Il y a un mot pour décrire cet étrange ballet, mêlant psychologie de comptoir, exhibitionnisme de l'intime et moelleux satisfécits : la minauderie. Sarkozy minaude, avec les autres, avec lui. Fasciné par la contemplation de sa propre personne, de ses bobos passagers, de ses perspectives, il essaie de faire de lui-même un sujet politique central, accueillant par des feulements de plaisir les brèves, et les échos des off des off des off, comme autant de miroirs qu'on lui tendrait pour refléter dans l'infini de l'infosphère sa petite personne. Et pendant que le pays est dégradé par les agences de notation (pour ne prendre que la partie émergée de l'iceberg), Nicolas Sarkozy tient salon, tient antichambre, tient confessionnal, midinette politique pouffant d'aise quand elle gère ses petites histoires personnelles comme le journal intime d'un adolescent.
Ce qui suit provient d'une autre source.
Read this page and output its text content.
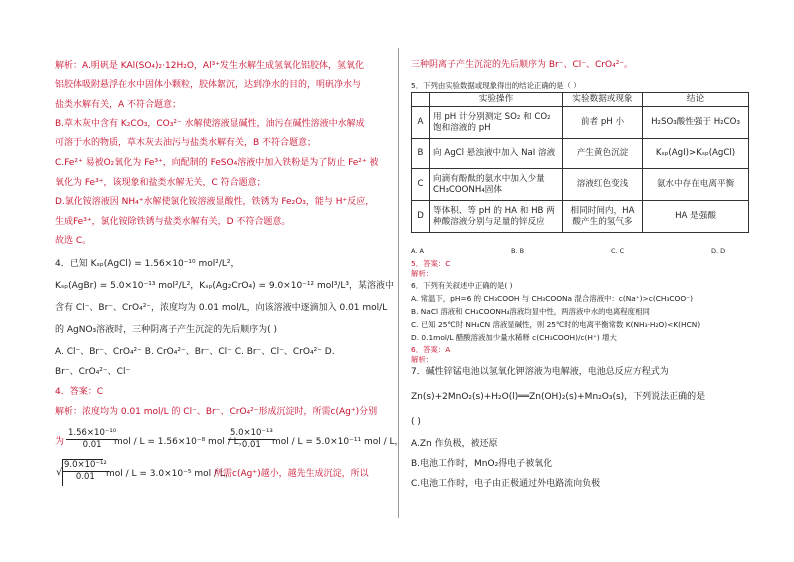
解析：A.明矾是 KAl(SO₄)₂·12H₂O，Al³⁺发生水解生成氢氧化铝胶体，氢氧化
铝胶体吸附悬浮在水中固体小颗粒，胶体絮沉，达到净水的目的，明矾净水与
盐类水解有关，A 不符合题意；
B.草木灰中含有 K₂CO₃，CO₃²⁻ 水解使溶液显碱性，油污在碱性溶液中水解成
可溶于水的物质，草木灰去油污与盐类水解有关，B 不符合题意；
C.Fe²⁺ 易被O₂氧化为 Fe³⁺，向配制的 FeSO₄溶液中加入铁粉是为了防止 Fe²⁺ 被
氧化为 Fe³⁺，该现象和盐类水解无关，C 符合题意；
D.氯化铵溶液因 NH₄⁺水解使氯化铵溶液显酸性，铁锈为 Fe₂O₃，能与 H⁺反应，
生成Fe³⁺，氯化铵除铁锈与盐类水解有关，D 不符合题意。
故选 C。
4．已知 Kₛₚ(AgCl) = 1.56×10⁻¹⁰ mol²/L²，
Kₛₚ(AgBr) = 5.0×10⁻¹³ mol²/L²，Kₛₚ(Ag₂CrO₄) = 9.0×10⁻¹² mol³/L³，某溶液中
含有 Cl⁻、Br⁻、CrO₄²⁻，浓度均为 0.01 mol/L，向该溶液中逐滴加入 0.01 mol/L
的 AgNO₃溶液时，三种阴离子产生沉淀的先后顺序为( )
A. Cl⁻、Br⁻、CrO₄²⁻ B. CrO₄²⁻、Br⁻、Cl⁻ C. Br⁻、Cl⁻、CrO₄²⁻ D.
Br⁻、CrO₄²⁻、Cl⁻
4．答案：C
解析：浓度均为 0.01 mol/L 的 Cl⁻、Br⁻、CrO₄²⁻形成沉淀时，所需c(Ag⁺)分别
为 $\frac{\text{1.56×10⁻¹⁰}}{0.01}$
mol / L = 1.56×10⁻⁸ mol / L，
$\frac{\text{5.0×10⁻¹³}}{0.01}$
mol / L = 5.0×10⁻¹¹ mol / L，
√ $\frac{\text{9.0×10⁻¹²}}{0.01}$
mol / L = 3.0×10⁻⁵ mol / L，
所需c(Ag⁺)越小，越先生成沉淀，所以
三种阴离子产生沉淀的先后顺序为 Br⁻、Cl⁻、CrO₄²⁻。
5．下列由实验数据或现象得出的结论正确的是（ ）
	实验操作	实验数据或现象	结论
A	用 pH 计分别测定 SO₂ 和 CO₂ 饱和溶液的 pH	前者 pH 小	H₂SO₃酸性强于 H₂CO₃
B	向 AgCl 悬浊液中加入 NaI 溶液	产生黄色沉淀	Kₛₚ(AgI)>Kₛₚ(AgCl)
C	向滴有酚酞的氨水中加入少量 CH₃COONH₄固体	溶液红色变浅	氨水中存在电离平衡
D	等体积、等 pH 的 HA 和 HB 两种酸溶液分别与足量的锌反应	相同时间内，HA 酸产生的氢气多	HA 是强酸
A. A	B. B	C. C	D. D
5．答案：C
解析：
6．下列有关叙述中正确的是( )
A. 常温下，pH=6 的 CH₃COOH 与 CH₃COONa 混合溶液中：c(Na⁺)>c(CH₃COO⁻)
B. NaCl 溶液和 CH₃COONH₄溶液均显中性，两溶液中水的电离程度相同
C. 已知 25℃时 NH₄CN 溶液显碱性，则 25℃时的电离平衡常数 K(NH₃·H₂O)<K(HCN)
D. 0.1mol/L 醋酸溶液加少量水稀释 c(CH₃COOH)/c(H⁺) 增大
6．答案：A
解析：
7．碱性锌锰电池以氢氧化钾溶液为电解液，电池总反应方程式为
Zn(s)+2MnO₂(s)+H₂O(l)══Zn(OH)₂(s)+Mn₂O₃(s)，下列说法正确的是
( )
A.Zn 作负极，被还原
B.电池工作时，MnO₂得电子被氧化
C.电池工作时，电子由正极通过外电路流向负极
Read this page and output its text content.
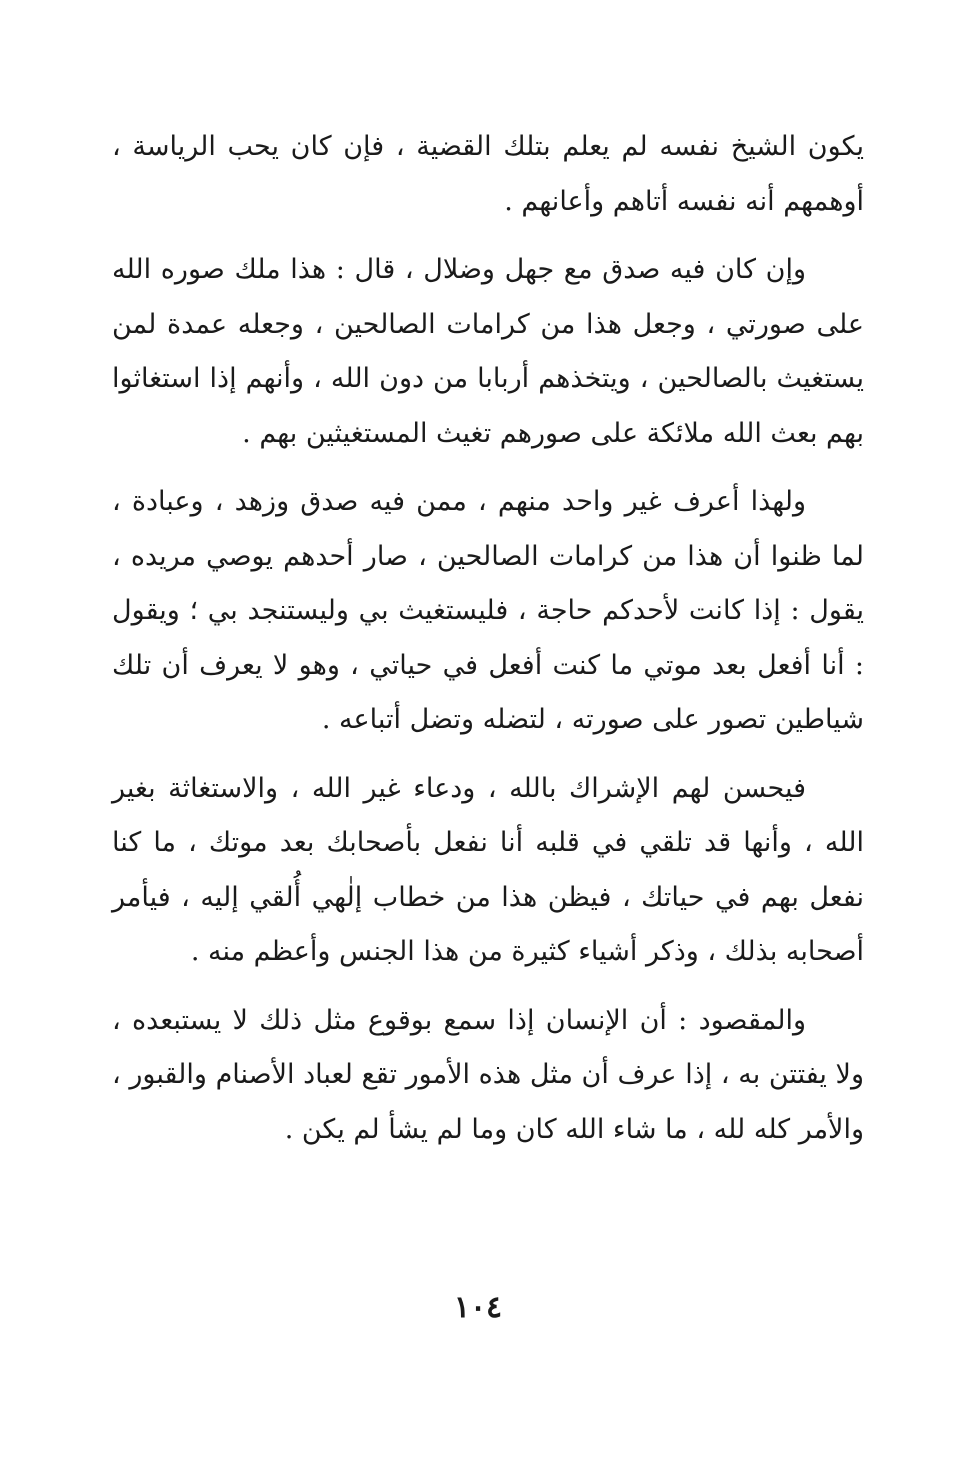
يكون الشيخ نفسه لم يعلم بتلك القضية ، فإن كان يحب الرياسة ، أوهمهم أنه نفسه أتاهم وأعانهم .

وإن كان فيه صدق مع جهل وضلال ، قال : هذا ملك صوره الله على صورتي ، وجعل هذا من كرامات الصالحين ، وجعله عمدة لمن يستغيث بالصالحين ، ويتخذهم أربابا من دون الله ، وأنهم إذا استغاثوا بهم بعث الله ملائكة على صورهم تغيث المستغيثين بهم .

ولهذا أعرف غير واحد منهم ، ممن فيه صدق وزهد ، وعبادة ، لما ظنوا أن هذا من كرامات الصالحين ، صار أحدهم يوصي مريده ، يقول : إذا كانت لأحدكم حاجة ، فليستغيث بي وليستنجد بي ؛ ويقول : أنا أفعل بعد موتي ما كنت أفعل في حياتي ، وهو لا يعرف أن تلك شياطين تصور على صورته ، لتضله وتضل أتباعه .

فيحسن لهم الإشراك بالله ، ودعاء غير الله ، والاستغاثة بغير الله ، وأنها قد تلقي في قلبه أنا نفعل بأصحابك بعد موتك ، ما كنا نفعل بهم في حياتك ، فيظن هذا من خطاب إلٰهي أُلقي إليه ، فيأمر أصحابه بذلك ، وذكر أشياء كثيرة من هذا الجنس وأعظم منه .

والمقصود : أن الإنسان إذا سمع بوقوع مثل ذلك لا يستبعده ، ولا يفتتن به ، إذا عرف أن مثل هذه الأمور تقع لعباد الأصنام والقبور ، والأمر كله لله ، ما شاء الله كان وما لم يشأ لم يكن .

١٠٤
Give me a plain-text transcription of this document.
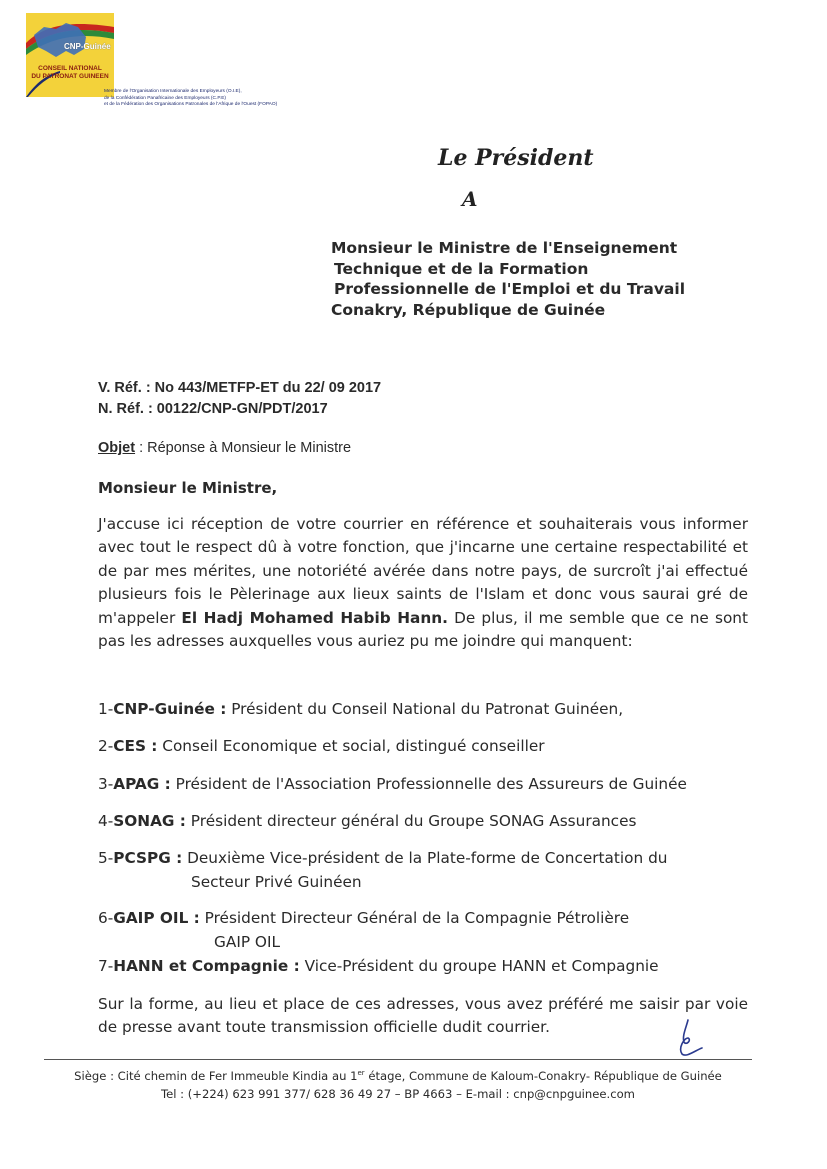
CNP-Guinée
CONSEIL NATIONAL
DU PATRONAT GUINEEN
Membre de l'Organisation Internationale des Employeurs (O.I.E),
de la Confédération Panafricaine des Employeurs (C.P.E)
et de la Fédération des Organisations Patronales de l'Afrique de l'Ouest (FOPAO)
Le Président
A
Monsieur le Ministre de l'Enseignement
Technique et de la Formation
Professionnelle de l'Emploi et du Travail
Conakry, République de Guinée
V. Réf. : No 443/METFP-ET du 22/ 09 2017
N. Réf. : 00122/CNP-GN/PDT/2017
Objet : Réponse à Monsieur le Ministre
Monsieur le Ministre,
J'accuse ici réception de votre courrier en référence et souhaiterais vous informer avec tout le respect dû à votre fonction, que j'incarne une certaine respectabilité et de par mes mérites, une notoriété avérée dans notre pays, de surcroît j'ai effectué plusieurs fois le Pèlerinage aux lieux saints de l'Islam et donc vous saurai gré de m'appeler El Hadj Mohamed Habib Hann. De plus, il me semble que ce ne sont pas les adresses auxquelles vous auriez pu me joindre qui manquent:
1-CNP-Guinée : Président du Conseil National du Patronat Guinéen,
2-CES : Conseil Economique et social, distingué conseiller
3-APAG : Président de l'Association Professionnelle des Assureurs de Guinée
4-SONAG : Président directeur général du Groupe SONAG Assurances
5-PCSPG : Deuxième Vice-président de la Plate-forme de Concertation du
Secteur Privé Guinéen
6-GAIP OIL : Président Directeur Général de la Compagnie Pétrolière
GAIP OIL
7-HANN et Compagnie : Vice-Président du groupe HANN et Compagnie
Sur la forme, au lieu et place de ces adresses, vous avez préféré me saisir par voie de presse avant toute transmission officielle dudit courrier.
Siège : Cité chemin de Fer Immeuble Kindia au 1er étage, Commune de Kaloum-Conakry- République de Guinée
Tel : (+224) 623 991 377/ 628 36 49 27 – BP 4663 – E-mail : cnp@cnpguinee.com
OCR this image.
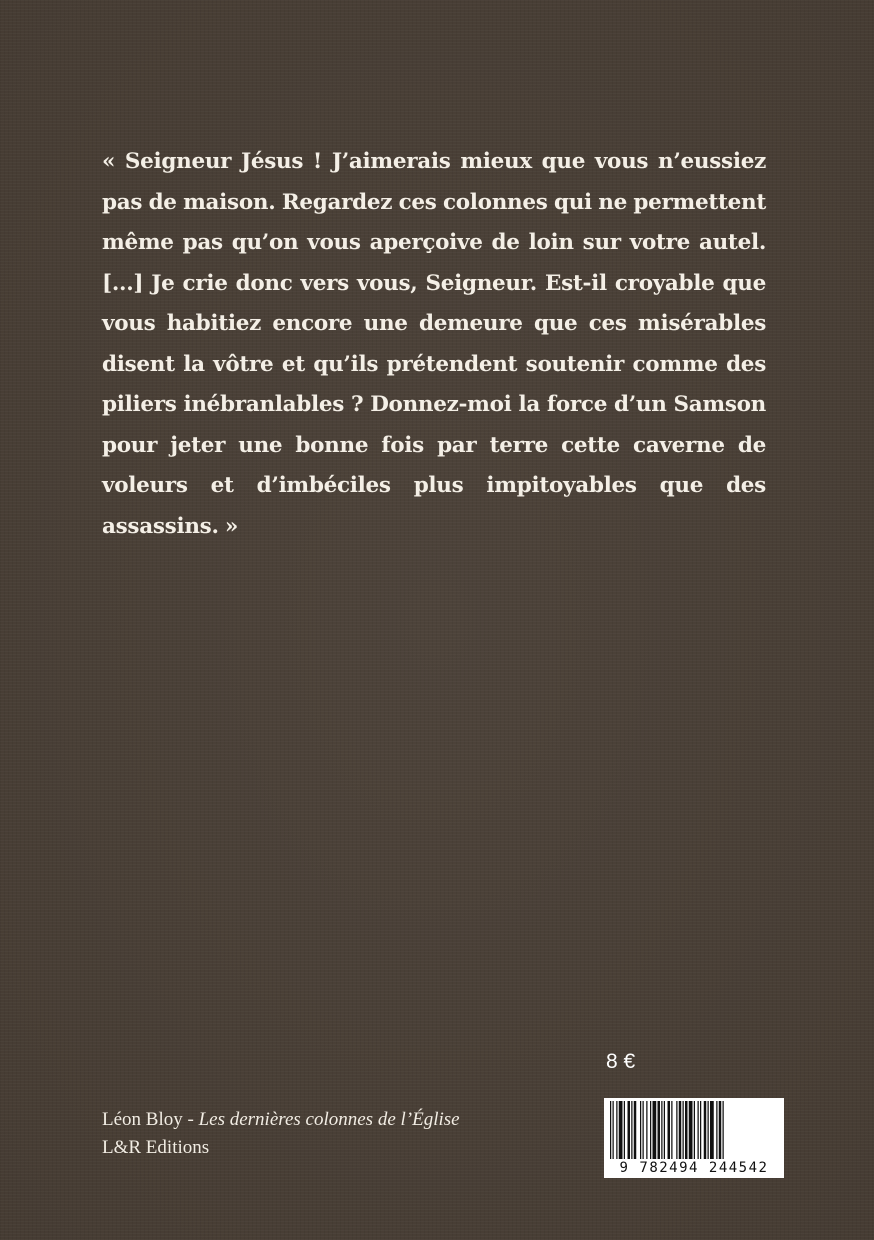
« Seigneur Jésus ! J’aimerais mieux que vous n’eussiez pas de maison. Regardez ces colonnes qui ne permettent même pas qu’on vous aperçoive de loin sur votre autel. [...] Je crie donc vers vous, Seigneur. Est-il croyable que vous habitiez encore une demeure que ces misérables disent la vôtre et qu’ils prétendent soutenir comme des piliers inébranlables ? Donnez-moi la force d’un Samson pour jeter une bonne fois par terre cette caverne de voleurs et d’imbéciles plus impitoyables que des assassins. »

Léon Bloy - Les dernières colonnes de l’Église
L&R Editions
8 €
9 782494 244542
Mais justement - va-t-on sûrement me rétorquer - il semblerait que le Président va sortir un ouvrage ( J'ai changé 2, le retour), qualifié de " très personnel ", où il fera amende honorable sur les débordements de son quinquennat, revenant même sur l'emblématique " cass' toi pov' con " ! Si c'est exact, on ne peut imaginer pire aveu de son incapacité, en fait, à changer. Comment imaginer que les Français, dans les difficultés qu'ils traversent, puissent se (re)prendre de passion pour un homme ne trouvant rien de mieux à faire, à quelques semaines du scrutin, que de publier un long exercice d'auto- apitoiement ou, au mieux, de mea culpa ! Présenter ses excuses de manière si grandiloquente, c'est encore vouloir mettre son individualité au centre du jeu. C'est fauter tout en voulant se faire pardonner. C'est là toute l'aporie du sarkozysme : les Français en ont effectivement plus qu'assez de ce président qui a passé cinq ans à penser à lui et à ses amis ; mais pour les guérir de cette impression, il doit bien reparler de lui, pour modifier son portrait auprès d'eux. Le serpent se mord la queue.
Sarkozy, en résumé ? Le président qui ne change pas, surtout quand il explique qu'il change.